Target is not an enzyme or unknown substrate	SPR measures the direct binding between analyte and target which is why the target does not need to be an enzyme and no substrate is needed.
Co-factor/competition studies	The impact of various co-factors on analyte-target interaction can be tested.
Fragment-based screening	Low molecular mass fragment compounds (100–300 Da) tend to demonstrate low binding affinity; thus, the compounds require screening at a high concentration. This is better tolerated in the SPR platform than in many biochemical assays.

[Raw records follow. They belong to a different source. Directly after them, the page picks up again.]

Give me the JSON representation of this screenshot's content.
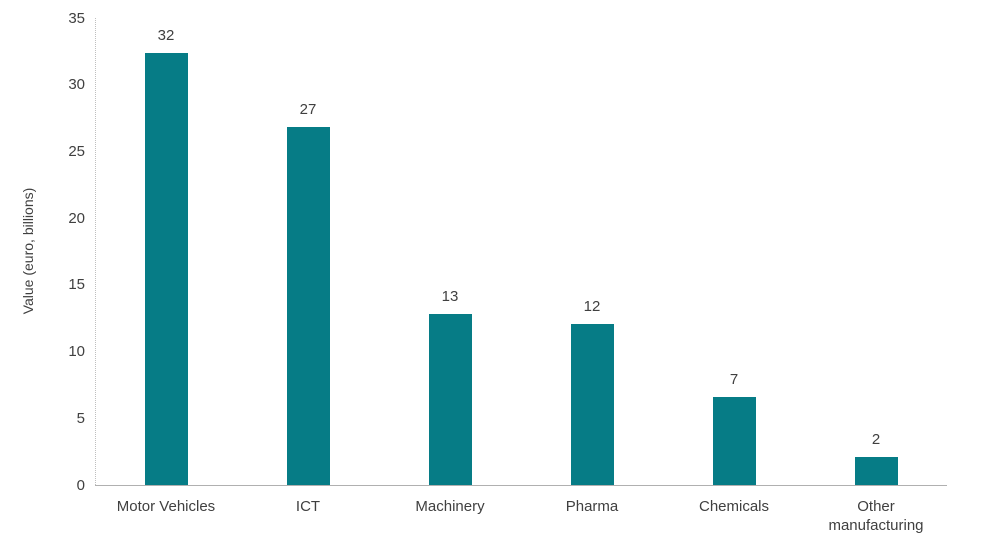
{
  "chart_data": {
    "type": "bar",
    "categories": [
      "Motor Vehicles",
      "ICT",
      "Machinery",
      "Pharma",
      "Chemicals",
      "Other manufacturing"
    ],
    "values": [
      32,
      27,
      13,
      12,
      7,
      2
    ],
    "bar_heights_precise": [
      32.4,
      26.8,
      12.8,
      12.1,
      6.6,
      2.1
    ],
    "title": "",
    "xlabel": "",
    "ylabel": "Value (euro, billions)",
    "ylim": [
      0,
      35
    ],
    "yticks": [
      0,
      5,
      10,
      15,
      20,
      25,
      30,
      35
    ],
    "grid": "off",
    "legend": "none",
    "colors": {
      "bar": "#067c86",
      "text": "#404040",
      "y_axis_line": "#bfbfbf",
      "x_axis_line": "#b0b0b0"
    }
  }
}
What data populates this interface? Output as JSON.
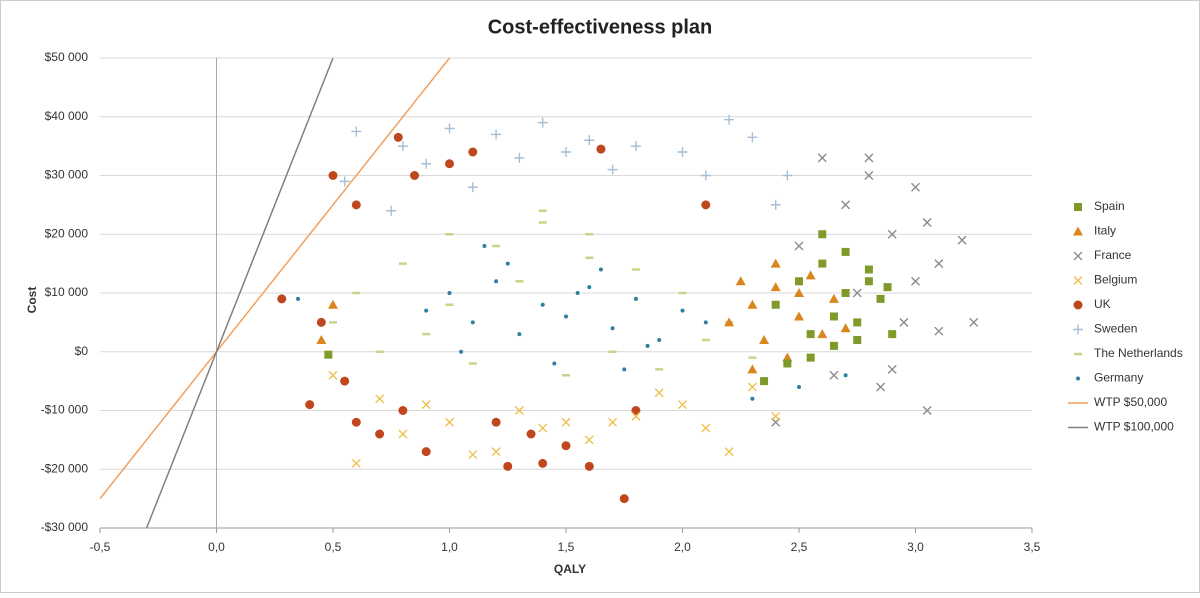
{
  "chart_data": {
    "type": "scatter",
    "title": "Cost-effectiveness plan",
    "x_label": "QALY",
    "y_label": "Cost",
    "xlim": [
      -0.5,
      3.5
    ],
    "xticks": [
      {
        "value": -0.5,
        "label": "-0,5"
      },
      {
        "value": 0,
        "label": "0,0"
      },
      {
        "value": 0.5,
        "label": "0,5"
      },
      {
        "value": 1,
        "label": "1,0"
      },
      {
        "value": 1.5,
        "label": "1,5"
      },
      {
        "value": 2,
        "label": "2,0"
      },
      {
        "value": 2.5,
        "label": "2,5"
      },
      {
        "value": 3,
        "label": "3,0"
      },
      {
        "value": 3.5,
        "label": "3,5"
      }
    ],
    "ylim": [
      -30000,
      50000
    ],
    "yticks": [
      {
        "value": -30000,
        "label": "-$30 000"
      },
      {
        "value": -20000,
        "label": "-$20 000"
      },
      {
        "value": -10000,
        "label": "-$10 000"
      },
      {
        "value": 0,
        "label": "$0"
      },
      {
        "value": 10000,
        "label": "$10 000"
      },
      {
        "value": 20000,
        "label": "$20 000"
      },
      {
        "value": 30000,
        "label": "$30 000"
      },
      {
        "value": 40000,
        "label": "$40 000"
      },
      {
        "value": 50000,
        "label": "$50 000"
      }
    ],
    "grid": true,
    "legend": "right",
    "series": [
      {
        "name": "UK",
        "color": "#c0461e",
        "marker": "circle",
        "x": [
          0.28,
          0.5,
          0.6,
          0.78,
          0.85,
          1.1,
          1.25,
          1.4,
          1.6,
          1.75,
          0.45,
          0.55,
          0.7,
          0.9,
          1.2,
          1.5,
          1.65,
          1.8,
          1.0,
          1.35,
          0.4,
          0.6,
          0.8,
          2.1
        ],
        "values": [
          9000,
          30000,
          25000,
          36500,
          30000,
          34000,
          -19500,
          -19000,
          -19500,
          -25000,
          5000,
          -5000,
          -14000,
          -17000,
          -12000,
          -16000,
          34500,
          -10000,
          32000,
          -14000,
          -9000,
          -12000,
          -10000,
          25000
        ]
      },
      {
        "name": "Sweden",
        "color": "#a6bfd6",
        "marker": "plus",
        "x": [
          0.6,
          0.8,
          1.0,
          1.2,
          1.4,
          1.6,
          1.8,
          2.0,
          2.2,
          2.3,
          2.45,
          0.55,
          0.9,
          1.3,
          1.7,
          2.1,
          2.4,
          1.5,
          1.1,
          0.75
        ],
        "values": [
          37500,
          35000,
          38000,
          37000,
          39000,
          36000,
          35000,
          34000,
          39500,
          36500,
          30000,
          29000,
          32000,
          33000,
          31000,
          30000,
          25000,
          34000,
          28000,
          24000
        ]
      },
      {
        "name": "France",
        "color": "#8c8c8c",
        "marker": "x",
        "x": [
          2.6,
          2.7,
          2.8,
          2.9,
          3.0,
          3.1,
          3.2,
          2.5,
          2.65,
          2.85,
          2.95,
          3.05,
          2.75,
          3.0,
          3.1,
          2.4,
          2.8,
          2.9,
          3.25,
          3.05
        ],
        "values": [
          33000,
          25000,
          30000,
          20000,
          12000,
          15000,
          19000,
          18000,
          -4000,
          -6000,
          5000,
          22000,
          10000,
          28000,
          3500,
          -12000,
          33000,
          -3000,
          5000,
          -10000
        ]
      },
      {
        "name": "Belgium",
        "color": "#f0c050",
        "marker": "x",
        "x": [
          0.6,
          0.8,
          1.0,
          1.2,
          1.4,
          1.6,
          1.8,
          2.0,
          2.2,
          2.4,
          0.5,
          0.9,
          1.3,
          1.7,
          2.1,
          0.7,
          1.1,
          1.5,
          1.9,
          2.3
        ],
        "values": [
          -19000,
          -14000,
          -12000,
          -17000,
          -13000,
          -15000,
          -11000,
          -9000,
          -17000,
          -11000,
          -4000,
          -9000,
          -10000,
          -12000,
          -13000,
          -8000,
          -17500,
          -12000,
          -7000,
          -6000
        ]
      },
      {
        "name": "The Netherlands",
        "color": "#c9d48a",
        "marker": "dash",
        "x": [
          0.6,
          0.8,
          1.0,
          1.2,
          1.4,
          1.6,
          1.8,
          2.0,
          2.2,
          0.7,
          0.9,
          1.1,
          1.3,
          1.5,
          1.7,
          1.9,
          2.1,
          0.5,
          1.0,
          1.6,
          2.3,
          1.4
        ],
        "values": [
          10000,
          15000,
          20000,
          18000,
          22000,
          16000,
          14000,
          10000,
          5000,
          0,
          3000,
          -2000,
          12000,
          -4000,
          0,
          -3000,
          2000,
          5000,
          8000,
          20000,
          -1000,
          24000
        ]
      },
      {
        "name": "Germany",
        "color": "#2e7fa0",
        "marker": "dot",
        "x": [
          0.9,
          1.0,
          1.1,
          1.2,
          1.3,
          1.4,
          1.5,
          1.6,
          1.7,
          1.8,
          1.9,
          2.0,
          2.1,
          1.05,
          1.25,
          1.45,
          1.65,
          1.85,
          2.3,
          2.5,
          2.7,
          0.35,
          1.15,
          1.55,
          1.75
        ],
        "values": [
          7000,
          10000,
          5000,
          12000,
          3000,
          8000,
          6000,
          11000,
          4000,
          9000,
          2000,
          7000,
          5000,
          0,
          15000,
          -2000,
          14000,
          1000,
          -8000,
          -6000,
          -4000,
          9000,
          18000,
          10000,
          -3000
        ]
      },
      {
        "name": "Italy",
        "color": "#d9861e",
        "marker": "triangle",
        "x": [
          2.2,
          2.3,
          2.35,
          2.4,
          2.45,
          2.5,
          2.55,
          2.6,
          2.65,
          2.3,
          2.4,
          2.5,
          0.45,
          0.5,
          2.25,
          2.7
        ],
        "values": [
          5000,
          8000,
          2000,
          11000,
          -1000,
          6000,
          13000,
          3000,
          9000,
          -3000,
          15000,
          10000,
          2000,
          8000,
          12000,
          4000
        ]
      },
      {
        "name": "Spain",
        "color": "#7f9a2a",
        "marker": "square",
        "x": [
          2.4,
          2.5,
          2.55,
          2.6,
          2.65,
          2.7,
          2.75,
          2.8,
          2.85,
          2.9,
          2.45,
          2.6,
          2.7,
          2.8,
          2.35,
          2.55,
          2.75,
          2.65,
          0.48,
          2.88
        ],
        "values": [
          8000,
          12000,
          3000,
          15000,
          6000,
          10000,
          2000,
          14000,
          9000,
          3000,
          -2000,
          20000,
          17000,
          12000,
          -5000,
          -1000,
          5000,
          1000,
          -500,
          11000
        ]
      },
      {
        "name": "WTP $50,000",
        "color": "#f0a060",
        "marker": "line",
        "x": [
          -0.5,
          1.0
        ],
        "values": [
          -25000,
          50000
        ]
      },
      {
        "name": "WTP $100,000",
        "color": "#808080",
        "marker": "line",
        "x": [
          -0.3,
          0.5
        ],
        "values": [
          -30000,
          50000
        ]
      }
    ],
    "legend_order": [
      7,
      6,
      2,
      3,
      0,
      1,
      4,
      5,
      8,
      9
    ]
  }
}
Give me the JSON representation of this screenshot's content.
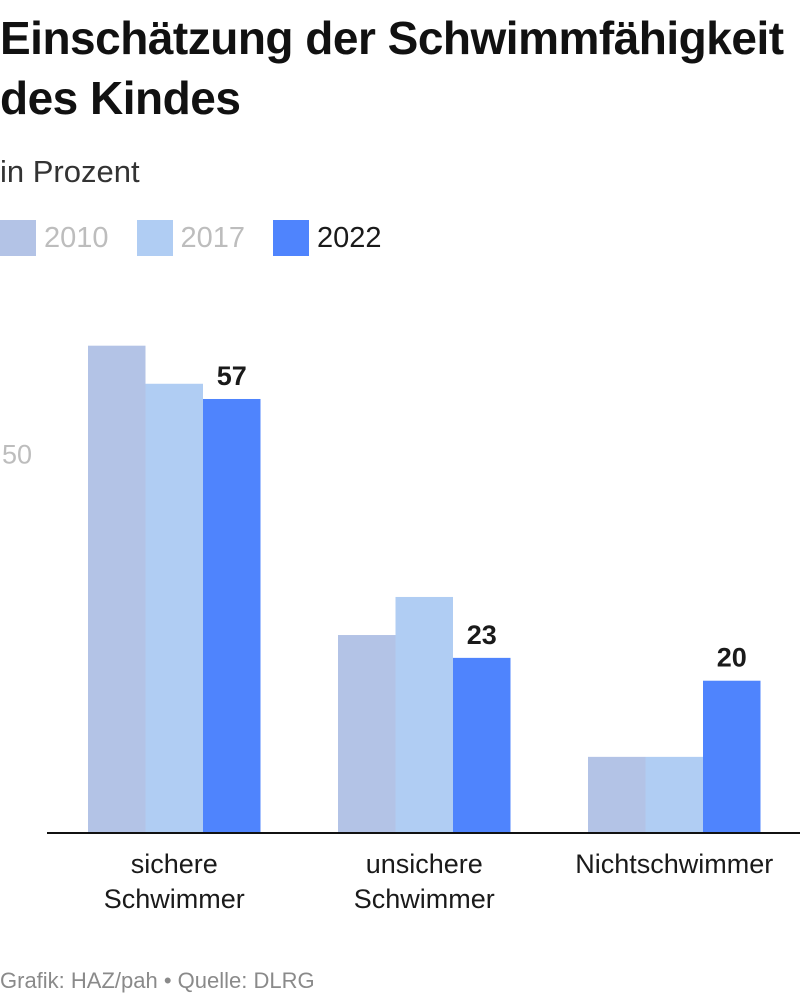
{
  "title": "Einschätzung der Schwimmfähigkeit des Kindes",
  "subtitle": "in Prozent",
  "footer": "Grafik: HAZ/pah • Quelle: DLRG",
  "colors": {
    "series_2010": "#b3c3e6",
    "series_2017": "#b0cdf3",
    "series_2022": "#4f84fd",
    "axis": "#111111",
    "tick_label": "#bdbdbd"
  },
  "chart_data": {
    "type": "bar",
    "categories": [
      [
        "sichere",
        "Schwimmer"
      ],
      [
        "unsichere",
        "Schwimmer"
      ],
      [
        "Nichtschwimmer"
      ]
    ],
    "series": [
      {
        "name": "2010",
        "values": [
          64,
          26,
          10
        ]
      },
      {
        "name": "2017",
        "values": [
          59,
          31,
          10
        ]
      },
      {
        "name": "2022",
        "values": [
          57,
          23,
          20
        ]
      }
    ],
    "data_labels": {
      "series": "2022",
      "labels": [
        "57",
        "23",
        "20"
      ]
    },
    "yticks": [
      {
        "value": 50,
        "label": "50"
      }
    ],
    "ylim": [
      0,
      70
    ],
    "grid": false,
    "legend_position": "top-left"
  }
}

Antibody screening/ characterization	SPR can be used for antibody affinity determination, determination of kinetic parameters, epitope mapping, binding specificity, and cross-reactivity.
SAR studies	The kinetics of drug binding and unbinding, especially the residence time, play a crucial role in a drug’s in vivo efficacy. SPR can rank the kinetic selectivity of drug analogs for the selection of the best drug candidates.
High-information content	Combining kinetic information with affinity and potency data early in the drug discovery process ensures that promising compounds are not being discarded.
Elimination of promiscuous binders	Promiscuous binders, which appear as false positives in biochemical inhibitor assays, can be identified by SPR when used as the secondary screening technology.
Plasma protein binding	SPR-based assays are sensitive high-throughout options to accurately measure plasma protein binding of analytes.